Feedback and learning¶

Purple teaming’s value comes from converting findings into improvements. Structured feedback loops ensure learning happens.

Structured debrief process¶

Timeline reconstruction: Walk through exercise chronologically. What happened when? What was detected?

Gap identification: Where did detection fail? Where was response slow or incorrect?

Root cause analysis: Why did gaps exist? Tool limitations? Process failures? Training needs?

Improvement prioritisation: What fixes provide most risk reduction? Quick wins vs. long-term projects?

Red → Blue: Turning attacks into defences¶

TTP documentation: Red team provides complete technical details of all techniques used.

Detection opportunities: Identify specific points where blue team could have detected activity.

Rule creation: Convert red team IOCs into detection rules, correlation logic, hunt hypotheses.

Playbook updates: Add newly discovered attack patterns to response procedures.

Blue → Red: Defence-led emulation priorities¶

Visibility gaps: Blue team identifies blind spots where red team should focus testing.

New tool validation: After deploying new security controls, blue team requests targeted testing.

Threat intelligence integration: Blue team shares threat intel that red team emulates.

Defensive wins: Blue team highlights effective controls red team should attempt to evade.

Building a learning culture¶

Blameless post-mortems focus on systemic improvements rather than individual fault.

Psychological safety means it is safe to report failures and gaps without fear of punishment.

Finding gaps through purple teaming is success, not failure.

Document lessons learned, share them with the broader team, build organisational memory.

The communication conditions that make feedback honest¶

Structured debriefs are the mechanism. The conditions that make them work are separate from the mechanism, and considerably harder to establish.

Satir identified several patterns in how people communicate under pressure, all of which appear reliably in purple team debriefs. Placating: the blue team agrees that the finding is important and that they will address it, because disagreeing feels risky and agreement ends the uncomfortable conversation. Computing: the response to a finding is the creation of a new policy or process document, which produces the feeling of action without the reality of changed capability. Blaming: the debrief focuses on who was at the keyboard when the alert was missed, rather than on the system conditions that made missing it likely.

None of these patterns produce learning. They produce the appearance of feedback while preserving the conditions that created the gap.

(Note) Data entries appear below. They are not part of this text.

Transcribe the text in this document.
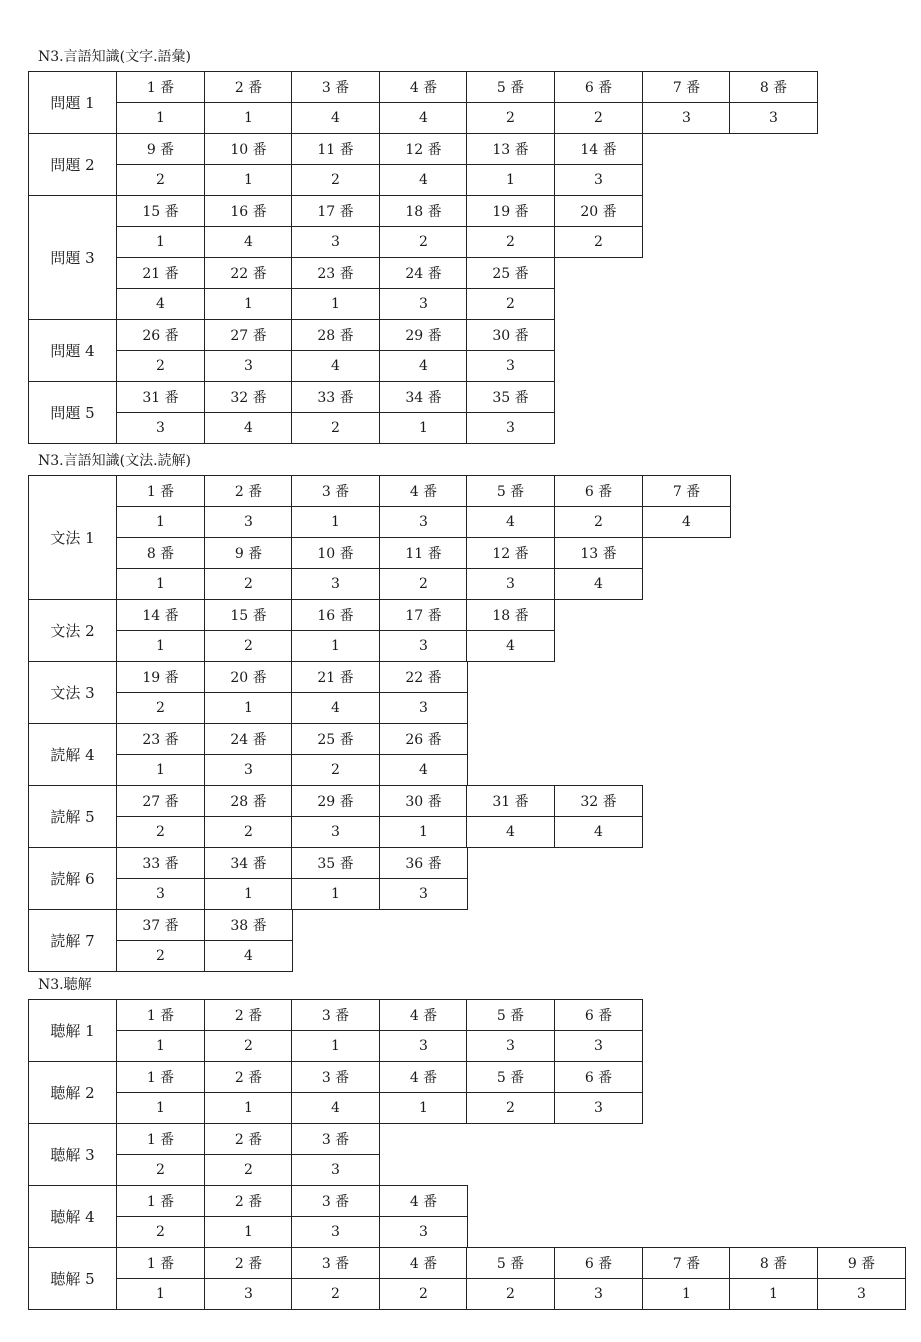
N3.言語知識(文字.語彙)
問題 1
1 番
1
2 番
1
3 番
4
4 番
4
5 番
2
6 番
2
7 番
3
8 番
3
問題 2
9 番
2
10 番
1
11 番
2
12 番
4
13 番
1
14 番
3
問題 3
15 番
1
16 番
4
17 番
3
18 番
2
19 番
2
20 番
2
21 番
4
22 番
1
23 番
1
24 番
3
25 番
2
問題 4
26 番
2
27 番
3
28 番
4
29 番
4
30 番
3
問題 5
31 番
3
32 番
4
33 番
2
34 番
1
35 番
3
N3.言語知識(文法.読解)
文法 1
1 番
1
2 番
3
3 番
1
4 番
3
5 番
4
6 番
2
7 番
4
8 番
1
9 番
2
10 番
3
11 番
2
12 番
3
13 番
4
文法 2
14 番
1
15 番
2
16 番
1
17 番
3
18 番
4
文法 3
19 番
2
20 番
1
21 番
4
22 番
3
読解 4
23 番
1
24 番
3
25 番
2
26 番
4
読解 5
27 番
2
28 番
2
29 番
3
30 番
1
31 番
4
32 番
4
読解 6
33 番
3
34 番
1
35 番
1
36 番
3
読解 7
37 番
2
38 番
4
N3.聴解
聴解 1
1 番
1
2 番
2
3 番
1
4 番
3
5 番
3
6 番
3
聴解 2
1 番
1
2 番
1
3 番
4
4 番
1
5 番
2
6 番
3
聴解 3
1 番
2
2 番
2
3 番
3
聴解 4
1 番
2
2 番
1
3 番
3
4 番
3
聴解 5
1 番
1
2 番
3
3 番
2
4 番
2
5 番
2
6 番
3
7 番
1
8 番
1
9 番
3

What makes feedback genuinely honest is congruence: alignment between what is said in the debrief, what people actually experienced during the exercise, and what the organisation is willing to do about it. When those three things diverge, the debrief is theatre. The divergence is usually visible to everyone in the room, which is why it produces cynicism rather than motivation in teams that have been through too many of them.

The practical implication is that how leadership responds to the first uncomfortable finding sets the tone for everything that follows. An exercise that reveals a significant gap, followed by leadership treating that gap as information rather than as someone’s failure, teaches the team what honest reporting is safe. An exercise followed by a search for accountability teaches the team what it is not.